Medidas que nossos cálculos não preveem,
intensidades que nosso padrão não alcança
para entender de braços abertos
que o coração deste peito
ainda não aprendeu a dor de bater sorrindo.
O ritmo que determina a distância
entre nós e os anjos
pode ser apenas
uma fração amarga
no doce movimento das estrelas.
II
Pão
a Ora Goldfriend
A fome que me encontra hoje
não é mais um jejum sublimado e voluntário
ou herança legada pela espécie humana
como recurso que me justifique estar vivo.

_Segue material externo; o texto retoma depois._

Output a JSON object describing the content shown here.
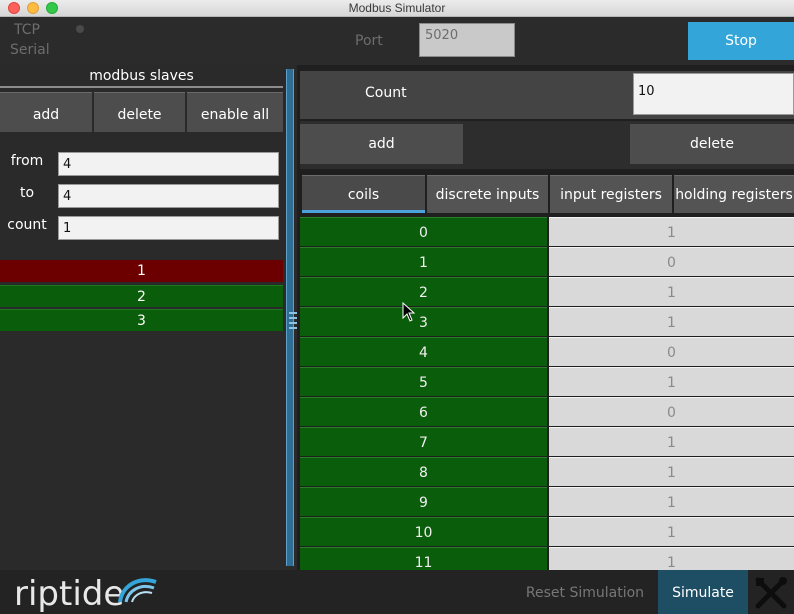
{
  "window": {
    "title": "Modbus Simulator"
  },
  "connection": {
    "tcp_label": "TCP",
    "serial_label": "Serial",
    "port_label": "Port",
    "port_value": "5020",
    "stop_label": "Stop"
  },
  "slaves": {
    "header": "modbus slaves",
    "add_label": "add",
    "delete_label": "delete",
    "enable_all_label": "enable all",
    "from_label": "from",
    "from_value": "4",
    "to_label": "to",
    "to_value": "4",
    "count_label": "count",
    "count_value": "1",
    "items": [
      {
        "label": "1",
        "state": "disabled"
      },
      {
        "label": "2",
        "state": "enabled"
      },
      {
        "label": "3",
        "state": "enabled"
      }
    ]
  },
  "registers": {
    "count_label": "Count",
    "count_value": "10",
    "add_label": "add",
    "delete_label": "delete",
    "tabs": [
      "coils",
      "discrete inputs",
      "input registers",
      "holding registers"
    ],
    "active_tab": "coils",
    "rows": [
      {
        "address": "0",
        "value": "1"
      },
      {
        "address": "1",
        "value": "0"
      },
      {
        "address": "2",
        "value": "1"
      },
      {
        "address": "3",
        "value": "1"
      },
      {
        "address": "4",
        "value": "0"
      },
      {
        "address": "5",
        "value": "1"
      },
      {
        "address": "6",
        "value": "0"
      },
      {
        "address": "7",
        "value": "1"
      },
      {
        "address": "8",
        "value": "1"
      },
      {
        "address": "9",
        "value": "1"
      },
      {
        "address": "10",
        "value": "1"
      },
      {
        "address": "11",
        "value": "1"
      }
    ]
  },
  "footer": {
    "logo_text": "riptide",
    "reset_label": "Reset Simulation",
    "simulate_label": "Simulate"
  },
  "colors": {
    "accent": "#33a5d8",
    "enabled": "#0a5d0a",
    "disabled": "#6c0000",
    "simulate": "#1d4e63"
  }
}
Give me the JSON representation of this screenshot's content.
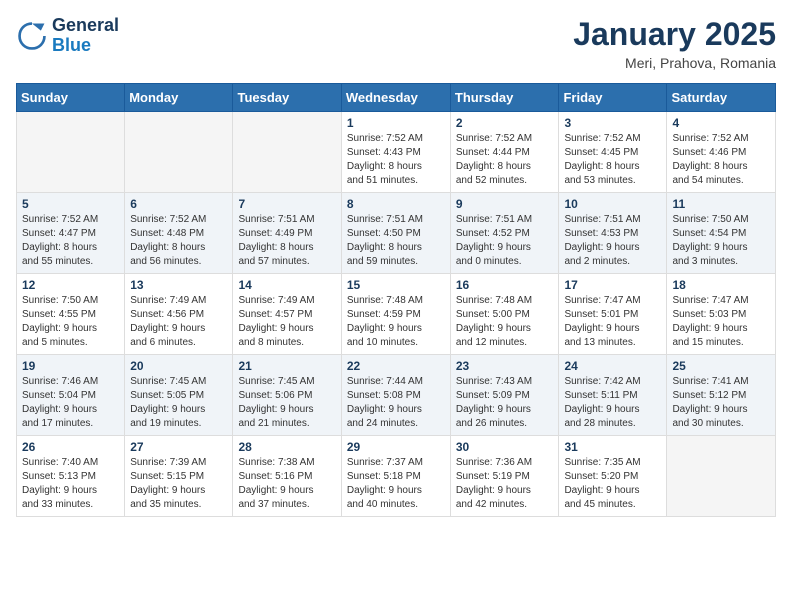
{
  "header": {
    "logo_line1": "General",
    "logo_line2": "Blue",
    "month": "January 2025",
    "location": "Meri, Prahova, Romania"
  },
  "weekdays": [
    "Sunday",
    "Monday",
    "Tuesday",
    "Wednesday",
    "Thursday",
    "Friday",
    "Saturday"
  ],
  "weeks": [
    [
      {
        "day": "",
        "info": ""
      },
      {
        "day": "",
        "info": ""
      },
      {
        "day": "",
        "info": ""
      },
      {
        "day": "1",
        "info": "Sunrise: 7:52 AM\nSunset: 4:43 PM\nDaylight: 8 hours\nand 51 minutes."
      },
      {
        "day": "2",
        "info": "Sunrise: 7:52 AM\nSunset: 4:44 PM\nDaylight: 8 hours\nand 52 minutes."
      },
      {
        "day": "3",
        "info": "Sunrise: 7:52 AM\nSunset: 4:45 PM\nDaylight: 8 hours\nand 53 minutes."
      },
      {
        "day": "4",
        "info": "Sunrise: 7:52 AM\nSunset: 4:46 PM\nDaylight: 8 hours\nand 54 minutes."
      }
    ],
    [
      {
        "day": "5",
        "info": "Sunrise: 7:52 AM\nSunset: 4:47 PM\nDaylight: 8 hours\nand 55 minutes."
      },
      {
        "day": "6",
        "info": "Sunrise: 7:52 AM\nSunset: 4:48 PM\nDaylight: 8 hours\nand 56 minutes."
      },
      {
        "day": "7",
        "info": "Sunrise: 7:51 AM\nSunset: 4:49 PM\nDaylight: 8 hours\nand 57 minutes."
      },
      {
        "day": "8",
        "info": "Sunrise: 7:51 AM\nSunset: 4:50 PM\nDaylight: 8 hours\nand 59 minutes."
      },
      {
        "day": "9",
        "info": "Sunrise: 7:51 AM\nSunset: 4:52 PM\nDaylight: 9 hours\nand 0 minutes."
      },
      {
        "day": "10",
        "info": "Sunrise: 7:51 AM\nSunset: 4:53 PM\nDaylight: 9 hours\nand 2 minutes."
      },
      {
        "day": "11",
        "info": "Sunrise: 7:50 AM\nSunset: 4:54 PM\nDaylight: 9 hours\nand 3 minutes."
      }
    ],
    [
      {
        "day": "12",
        "info": "Sunrise: 7:50 AM\nSunset: 4:55 PM\nDaylight: 9 hours\nand 5 minutes."
      },
      {
        "day": "13",
        "info": "Sunrise: 7:49 AM\nSunset: 4:56 PM\nDaylight: 9 hours\nand 6 minutes."
      },
      {
        "day": "14",
        "info": "Sunrise: 7:49 AM\nSunset: 4:57 PM\nDaylight: 9 hours\nand 8 minutes."
      },
      {
        "day": "15",
        "info": "Sunrise: 7:48 AM\nSunset: 4:59 PM\nDaylight: 9 hours\nand 10 minutes."
      },
      {
        "day": "16",
        "info": "Sunrise: 7:48 AM\nSunset: 5:00 PM\nDaylight: 9 hours\nand 12 minutes."
      },
      {
        "day": "17",
        "info": "Sunrise: 7:47 AM\nSunset: 5:01 PM\nDaylight: 9 hours\nand 13 minutes."
      },
      {
        "day": "18",
        "info": "Sunrise: 7:47 AM\nSunset: 5:03 PM\nDaylight: 9 hours\nand 15 minutes."
      }
    ],
    [
      {
        "day": "19",
        "info": "Sunrise: 7:46 AM\nSunset: 5:04 PM\nDaylight: 9 hours\nand 17 minutes."
      },
      {
        "day": "20",
        "info": "Sunrise: 7:45 AM\nSunset: 5:05 PM\nDaylight: 9 hours\nand 19 minutes."
      },
      {
        "day": "21",
        "info": "Sunrise: 7:45 AM\nSunset: 5:06 PM\nDaylight: 9 hours\nand 21 minutes."
      },
      {
        "day": "22",
        "info": "Sunrise: 7:44 AM\nSunset: 5:08 PM\nDaylight: 9 hours\nand 24 minutes."
      },
      {
        "day": "23",
        "info": "Sunrise: 7:43 AM\nSunset: 5:09 PM\nDaylight: 9 hours\nand 26 minutes."
      },
      {
        "day": "24",
        "info": "Sunrise: 7:42 AM\nSunset: 5:11 PM\nDaylight: 9 hours\nand 28 minutes."
      },
      {
        "day": "25",
        "info": "Sunrise: 7:41 AM\nSunset: 5:12 PM\nDaylight: 9 hours\nand 30 minutes."
      }
    ],
    [
      {
        "day": "26",
        "info": "Sunrise: 7:40 AM\nSunset: 5:13 PM\nDaylight: 9 hours\nand 33 minutes."
      },
      {
        "day": "27",
        "info": "Sunrise: 7:39 AM\nSunset: 5:15 PM\nDaylight: 9 hours\nand 35 minutes."
      },
      {
        "day": "28",
        "info": "Sunrise: 7:38 AM\nSunset: 5:16 PM\nDaylight: 9 hours\nand 37 minutes."
      },
      {
        "day": "29",
        "info": "Sunrise: 7:37 AM\nSunset: 5:18 PM\nDaylight: 9 hours\nand 40 minutes."
      },
      {
        "day": "30",
        "info": "Sunrise: 7:36 AM\nSunset: 5:19 PM\nDaylight: 9 hours\nand 42 minutes."
      },
      {
        "day": "31",
        "info": "Sunrise: 7:35 AM\nSunset: 5:20 PM\nDaylight: 9 hours\nand 45 minutes."
      },
      {
        "day": "",
        "info": ""
      }
    ]
  ]
}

Minha fome hoje busca um pão pelo deserto interno
onde o milagre de encontrá-lo
seja a resposta ao sacrifício da procura
e a compreensão íntima dessa graça
permita enfim que ele se multiplique.
III
Se luzes mágicas tocam a noite do amanhecer,
olhos noturnos, cegos por tanta luz, negam o dia.
Depois, o elo que conduz os fantasmas
do nosso castelo interior será incinerado lentamente,
varrido com rastros que não levaram a lugar algum de nós,
os ausentes de sol, em quem a direção apenas prevê limites
e o coração saturado oscila entre o desejo e o sono.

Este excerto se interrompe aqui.